Rosa Dorothea Ritter (29 July 1759 – 13 January 1833), also called Rosette Ritter and Baroness of Lindenthal after 1783, was a German woman who was the second mistress of William I, Elector of Hesse from 1779 until 1788. She was an ancestor of the Barons of Haynau.

== Biography ==
Rosa was the daughter of the apothecary Johann Georg Ritter and his wife Maria Magdalena Witz. She replaced Charlotte Christine Buissine.

William bought Rosa a property in Hanau and a country estate in the Rheingau and had her ennobled by the Holy Roman Emperor in Vienna. On 17 March 1783, the Emperor elevated them to the nobility of the Empire with the Privilegium Denominandi. William gave Rosa the Lindenthal estate near Wiesbaden, after which she called herself Freifrau von Lindenthal.

== Issue ==
With William I, Elector of Hesse, she had eight children, seven of whom lived to adulthood:

- Wilhelm Karl von Haynau (24 December 1779 – 21 January 1856)
- George Wilhelm von Haynau (27 February 1781 – February 1813)
- Philipp Ludway von Haynau (18 May 1782 – 5 June 1843)
- Wilhelmine von Haynau (20 July 1783 – 27 May 1866)
- Moritz von Haynau (4 July 1784 – 9 September 1812)
- Marie Sophie von Haynau (11 September 1785 – 21 April 1865)
- Julius Jacob von Haynau (14 October 1786 – 14 March 1853)
- Otto von Haynau (12 June 1788 – before 24 May 1792), died in childhood

The surviving children were all legitimized on 10 March 1800 and made Barons of Haynau.

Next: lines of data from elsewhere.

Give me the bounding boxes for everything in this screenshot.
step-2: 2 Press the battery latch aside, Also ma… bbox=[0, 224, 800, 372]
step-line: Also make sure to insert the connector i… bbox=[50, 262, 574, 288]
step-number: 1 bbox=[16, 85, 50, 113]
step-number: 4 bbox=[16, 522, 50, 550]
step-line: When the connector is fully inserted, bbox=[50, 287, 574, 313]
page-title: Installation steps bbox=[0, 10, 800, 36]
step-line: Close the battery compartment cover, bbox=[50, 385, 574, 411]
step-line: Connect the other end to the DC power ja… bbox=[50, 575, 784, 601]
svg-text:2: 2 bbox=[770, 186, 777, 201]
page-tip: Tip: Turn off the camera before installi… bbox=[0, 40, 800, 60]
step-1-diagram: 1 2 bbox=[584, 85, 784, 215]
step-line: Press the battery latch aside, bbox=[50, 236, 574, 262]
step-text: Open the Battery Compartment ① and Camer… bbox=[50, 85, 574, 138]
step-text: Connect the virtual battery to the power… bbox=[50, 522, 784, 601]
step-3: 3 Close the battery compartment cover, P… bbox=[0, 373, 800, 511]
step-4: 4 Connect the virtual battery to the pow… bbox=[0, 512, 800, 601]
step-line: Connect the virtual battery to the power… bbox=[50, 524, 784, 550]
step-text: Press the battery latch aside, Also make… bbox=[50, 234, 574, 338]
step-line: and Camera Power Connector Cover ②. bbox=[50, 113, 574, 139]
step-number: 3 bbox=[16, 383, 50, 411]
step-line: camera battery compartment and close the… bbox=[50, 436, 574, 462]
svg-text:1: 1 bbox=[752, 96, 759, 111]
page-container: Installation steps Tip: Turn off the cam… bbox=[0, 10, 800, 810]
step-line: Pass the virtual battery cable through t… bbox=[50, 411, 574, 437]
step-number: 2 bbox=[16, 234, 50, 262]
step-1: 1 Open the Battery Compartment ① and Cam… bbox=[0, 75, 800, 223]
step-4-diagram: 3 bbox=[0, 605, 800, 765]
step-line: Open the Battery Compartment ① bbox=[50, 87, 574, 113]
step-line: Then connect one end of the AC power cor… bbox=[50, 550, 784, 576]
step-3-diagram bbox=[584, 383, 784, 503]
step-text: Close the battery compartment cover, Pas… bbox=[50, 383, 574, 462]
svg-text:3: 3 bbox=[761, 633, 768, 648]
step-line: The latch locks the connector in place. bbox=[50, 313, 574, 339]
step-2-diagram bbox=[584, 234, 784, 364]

In 1788, William hypocritically accused Rosa, who had been constantly pregnant with his children for most of the last decade, of infidelity and banished her to Babenhausen Castle. He replaced her with Karoline von Schlotheim. There, on 13 February 1794, Rosa married her guardian, Johann Georg Kleinhans (d. 17 February 1835), who later became Councilor of the Grand Duchy of Hesse, and was thereby released.